The old Drum and Monkey Pub sits on the corner of Bowesfield Lane and Adams Street in Stockton on Tees. Once surrounded by a network of thriving and mainly family owned businesses like iron foundries. At a lunch times the guys working in the immediate locality would congregate here for a quick pint, sandwich, chat, exchange banter, place their £1 coin on the pool table in the hope they could grab a quick game before heading back to the intense heat and dust of the furnace and the toil of hard labour. The body fluid lost during a 5 hour morning shift would constantly need replenishing and the men would be encouraged to drink a pint of bitter shandy at lunch time. This was before any notion of health and safety regulations and we would often be joined by the foundry owner who on a good day would pay for the drinks (especially on a Friday).

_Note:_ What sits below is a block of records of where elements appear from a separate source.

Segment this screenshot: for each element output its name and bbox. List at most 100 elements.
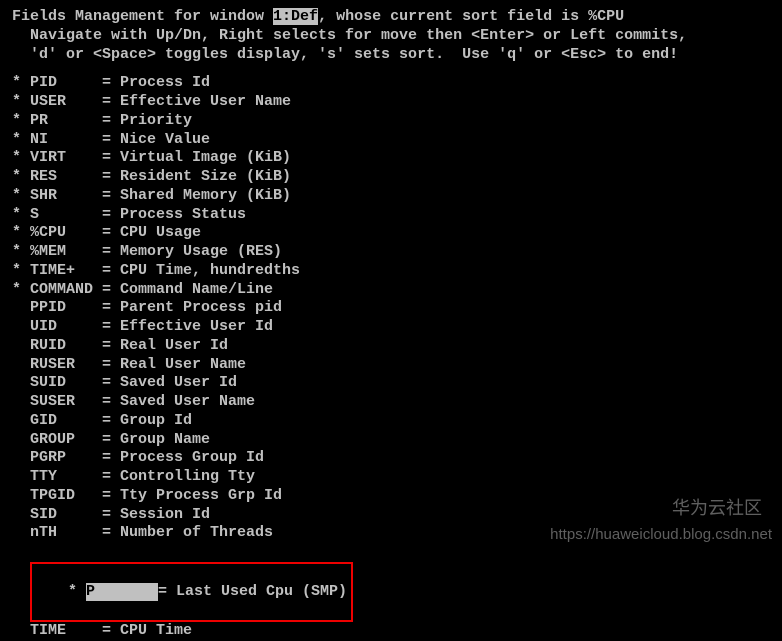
field-row[interactable]: * TIME+= CPU Time, hundredths (12, 262, 770, 281)
field-mark: * (12, 243, 30, 262)
field-mark: * (12, 168, 30, 187)
field-row[interactable]: SUID= Saved User Id (12, 374, 770, 393)
field-row[interactable]: * PR= Priority (12, 112, 770, 131)
field-desc: Shared Memory (KiB) (120, 187, 291, 204)
field-row[interactable]: * %CPU= CPU Usage (12, 224, 770, 243)
field-desc: CPU Time, hundredths (120, 262, 300, 279)
field-eq: = (102, 206, 120, 225)
field-row[interactable]: TTY= Controlling Tty (12, 468, 770, 487)
field-row[interactable]: * SHR= Shared Memory (KiB) (12, 187, 770, 206)
field-row[interactable]: * S= Process Status (12, 206, 770, 225)
header-line-1: Fields Management for window 1:Def, whos… (12, 8, 770, 27)
field-eq: = (102, 149, 120, 168)
field-row[interactable]: RUSER= Real User Name (12, 356, 770, 375)
field-desc: Group Id (120, 412, 192, 429)
field-eq: = (102, 449, 120, 468)
field-desc: Memory Usage (RES) (120, 243, 282, 260)
field-row[interactable]: * %MEM= Memory Usage (RES) (12, 243, 770, 262)
field-eq: = (102, 131, 120, 150)
field-desc: Real User Name (120, 356, 246, 373)
field-name: SID (30, 506, 102, 525)
field-mark (12, 374, 30, 393)
field-row[interactable]: SID= Session Id (12, 506, 770, 525)
field-mark (12, 468, 30, 487)
field-row[interactable]: * VIRT= Virtual Image (KiB) (12, 149, 770, 168)
field-eq: = (102, 74, 120, 93)
field-eq: = (102, 524, 120, 543)
field-desc: Controlling Tty (120, 468, 255, 485)
field-eq: = (102, 262, 120, 281)
field-mark: * (12, 131, 30, 150)
field-mark (12, 393, 30, 412)
field-row[interactable]: * RES= Resident Size (KiB) (12, 168, 770, 187)
field-mark (12, 318, 30, 337)
field-eq: = (102, 318, 120, 337)
field-desc: Process Group Id (120, 449, 264, 466)
field-name: COMMAND (30, 281, 102, 300)
field-mark (12, 356, 30, 375)
field-name: SUID (30, 374, 102, 393)
field-mark: * (68, 583, 86, 602)
field-list-after[interactable]: TIME= CPU Time (12, 622, 770, 641)
field-eq: = (102, 187, 120, 206)
field-row[interactable]: RUID= Real User Id (12, 337, 770, 356)
field-row-highlighted[interactable]: * P = Last Used Cpu (SMP) (12, 543, 770, 622)
field-desc: Resident Size (KiB) (120, 168, 291, 185)
field-row[interactable]: PGRP= Process Group Id (12, 449, 770, 468)
field-list[interactable]: * PID= Process Id* USER= Effective User … (12, 74, 770, 543)
field-desc: Virtual Image (KiB) (120, 149, 291, 166)
field-row[interactable]: TIME= CPU Time (12, 622, 770, 641)
field-desc: Parent Process pid (120, 299, 282, 316)
field-row[interactable]: * NI= Nice Value (12, 131, 770, 150)
field-name: SUSER (30, 393, 102, 412)
field-name: nTH (30, 524, 102, 543)
field-eq: = (102, 299, 120, 318)
field-eq: = (158, 583, 176, 602)
field-row[interactable]: * PID= Process Id (12, 74, 770, 93)
field-eq: = (102, 168, 120, 187)
field-row[interactable]: UID= Effective User Id (12, 318, 770, 337)
field-desc: CPU Usage (120, 224, 201, 241)
field-eq: = (102, 93, 120, 112)
header-suffix: , whose current sort field is %CPU (318, 8, 624, 25)
field-desc: Priority (120, 112, 192, 129)
header-block: Fields Management for window 1:Def, whos… (12, 8, 770, 64)
field-row[interactable]: * COMMAND= Command Name/Line (12, 281, 770, 300)
field-eq: = (102, 374, 120, 393)
field-name: PPID (30, 299, 102, 318)
field-desc: Tty Process Grp Id (120, 487, 282, 504)
field-row[interactable]: GROUP= Group Name (12, 431, 770, 450)
field-name: TPGID (30, 487, 102, 506)
field-desc: Group Name (120, 431, 210, 448)
field-name: PR (30, 112, 102, 131)
field-desc: Effective User Id (120, 318, 273, 335)
field-eq: = (102, 356, 120, 375)
field-eq: = (102, 281, 120, 300)
field-name: PID (30, 74, 102, 93)
watermark-text-2: https://huaweicloud.blog.csdn.net (550, 526, 772, 545)
field-name: P (86, 583, 158, 602)
window-indicator: 1:Def (273, 8, 318, 25)
field-name: GID (30, 412, 102, 431)
field-mark: * (12, 187, 30, 206)
field-row[interactable]: SUSER= Saved User Name (12, 393, 770, 412)
field-mark (12, 431, 30, 450)
field-name: USER (30, 93, 102, 112)
field-desc: Process Id (120, 74, 210, 91)
field-mark (12, 622, 30, 641)
field-name: TIME (30, 622, 102, 641)
field-mark (12, 524, 30, 543)
field-eq: = (102, 393, 120, 412)
field-row[interactable]: PPID= Parent Process pid (12, 299, 770, 318)
field-desc: Command Name/Line (120, 281, 273, 298)
field-row[interactable]: * USER= Effective User Name (12, 93, 770, 112)
field-mark: * (12, 112, 30, 131)
field-eq: = (102, 506, 120, 525)
field-desc: Last Used Cpu (SMP) (176, 583, 347, 600)
field-name: NI (30, 131, 102, 150)
field-name: GROUP (30, 431, 102, 450)
field-desc: Saved User Name (120, 393, 255, 410)
field-row[interactable]: TPGID= Tty Process Grp Id (12, 487, 770, 506)
field-mark (12, 337, 30, 356)
field-row[interactable]: GID= Group Id (12, 412, 770, 431)
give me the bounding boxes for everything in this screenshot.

Today not much remains of these industries and indeed the men that toiled often on 12 hour shifts 5 days a week. Working in conditions that would not be tolerated today. Not many people retired from this line of work, the dust, sulphuric fumes and everyday hazards of working with moulting metal took their tole with lung infections, cancers, scares, missing fingers and teeth, burns and dirt that seeped into the skin to leave engrained tattoo like marks on your hands. The afterwork showers and expelling of inhaled dust from the chest and nostrils made for gruesome sounds and a dark tar like effluent running through the communal outflow from the shower cubicles. A single foundry struggles to survive today, but is highly automated and relies upon a handful of men to operate it. The surrounding area is now awash with car showrooms, office blocks for white collar workers in insurance, legal, or financial services. Large shopping and retail outlets provide their customary part time work opportunities and modern housing developments have sprung up.
When I worked in a foundry during the 1970s new technologies were promoted as the great advancement of the working class. Quality leisure time would be in abundance as robots took up the hardwork. This was of course before the venture capitalist and edge fund fraudsters got their claws into ordinary peoples lives and ripped communities apart in the 1980s. For those too young to know it Bowesfiled Lane is where then PM Margaret Thatcher came to open a new electric furnace and infamously called working people “moaning mini’s.” 2 years later the electric furnace was closed down, knocked down and 100s of men and women joined the dole queue. Today where once proud people worked is a modern housing estate with pretty maintained lawns, whose literal foundations have been built on the sweat of their fathers and mothers.
Progress is good and there are a lot of really exciting things happening in my home town. The local council against the backdrop of the global free market does its best to protect the local economy, but an economic system that pits worker against worker, enables multinational and faceless industrial owners who no longer see through the lens of community, or indeed national boarders to exploit labour costs.
Long gone is the days when the foundry owner would pop down to the pub with the workers on a Friday afternoon and buy the round. Today that pint you have to buy yourself, the industry you work in, the shoes you are walking in and the money you are spending are all properly supplied by the same faceless and unaccountable bunch of financiers.
One Friday afternoon before the Christmas holiday’s around 1978 we were in the Drum and Monkey and I called the owner of the foundry I was working at a “greedy tosser” because he only bought one round for the guys. He shrugged, laughed and after some piss taking from the rest of the guys bought two more rounds. Accessibility, democracy and worker power in action and its about time for the multinational financing tossers now.